I have a question about FCFF calculation. Why add Interest(1-T) instead of interest for FCFF.

Let say EBIT= $1000, interest= = $100, tax rate = 30%

Then Net Income = (1000-100)-300=700

FCFF is by definition cash flow available for bondholders. Since 300 will be paid for tax, shouldn’t the available cash flow for bondholders equal 700+100=800 instead of 700+100(1-0.3)=770?

FCFF is by definition residual cash flow available for both bond and stock holders and tax decreases an interest burden given that an interest expense deducts tax base and reduces tax outflows, thus more cash is avail to firm.

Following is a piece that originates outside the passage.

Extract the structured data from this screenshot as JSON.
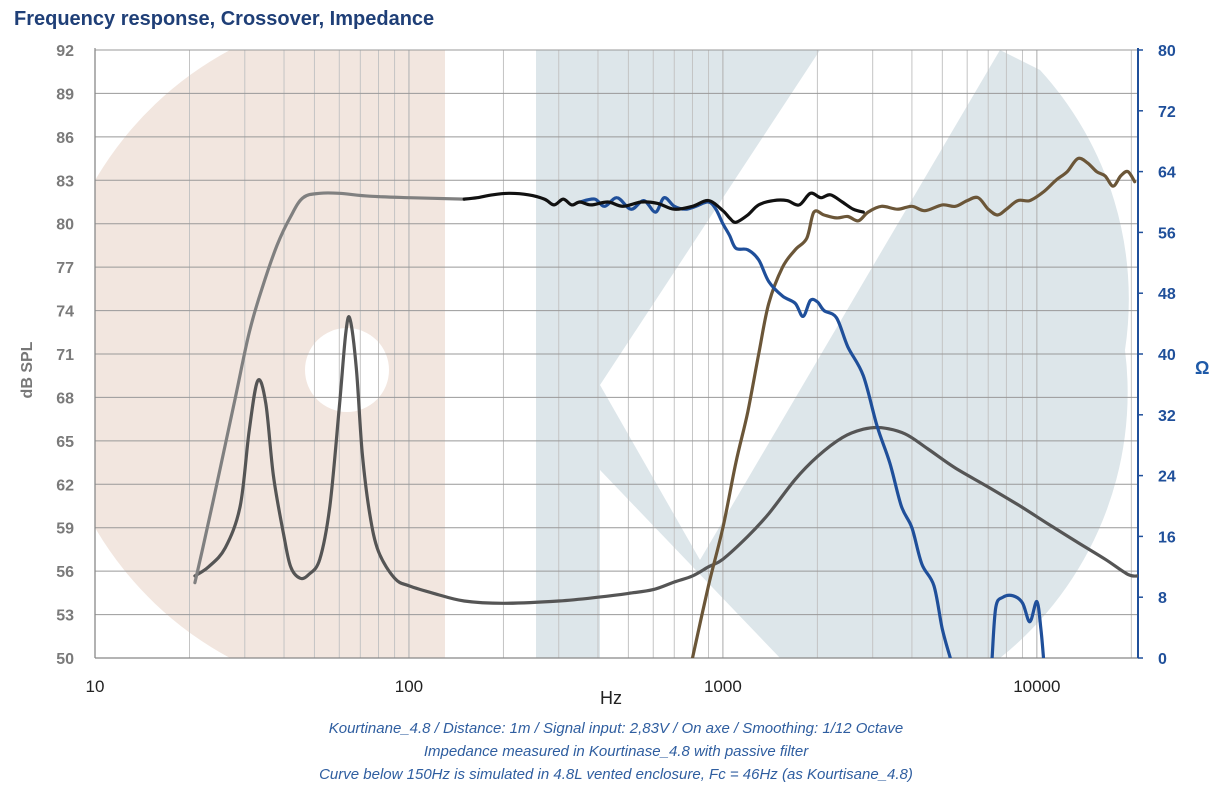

You gotta start with the right Net Income:

  • EBIT = $1,000
  • Interest expense = $100
  • EBT = $900
  • Tax rate = 30%
  • Tax = $900(0.30) = $270
  • Net income = $900-$270 = $630

Or,

  • EBT = $900
  • Net income = $900(1-30%) = $900(0.70) = $630

Also, FCFF is cash not needed for operations, so therefore available to be distributed to both bondholders and equity investors.

Plugging and chugging (ignoring NCC, FCInv and WCInv):

  • FCFF = NI + Int(1-t)
  • FCFF = $630 + $100*0.70 = $630 + $70 = $700

But your real question is, Why Int(1-t) and not Int?

The reason is in the first bullets above, where deducting interest before calculating the taxes let you pay $30 less tax. So, pretend it’s a $30 refund from the tax authority. That fact that your business pays interest means:

  • Negative $100 interest
  • Positive $30 tax “refund” (actually just a conceptual tax shield)

Starting from NI, FCFF adds the negative $100 back in for the obvious reason you note (to show it’s available to be paid to bondholders). FCFF also subtracts the positive $30 “refund”. It nicely parallel. But the other reason is that WACC incorporates the tax shield.

  • Firm value = FCFF/(WACC-g)
  • For a firm funded half debt and half equity, WACC = 50%×(interest rate)(1-t) + 50%®

So you don’t want to count your tax shield twice.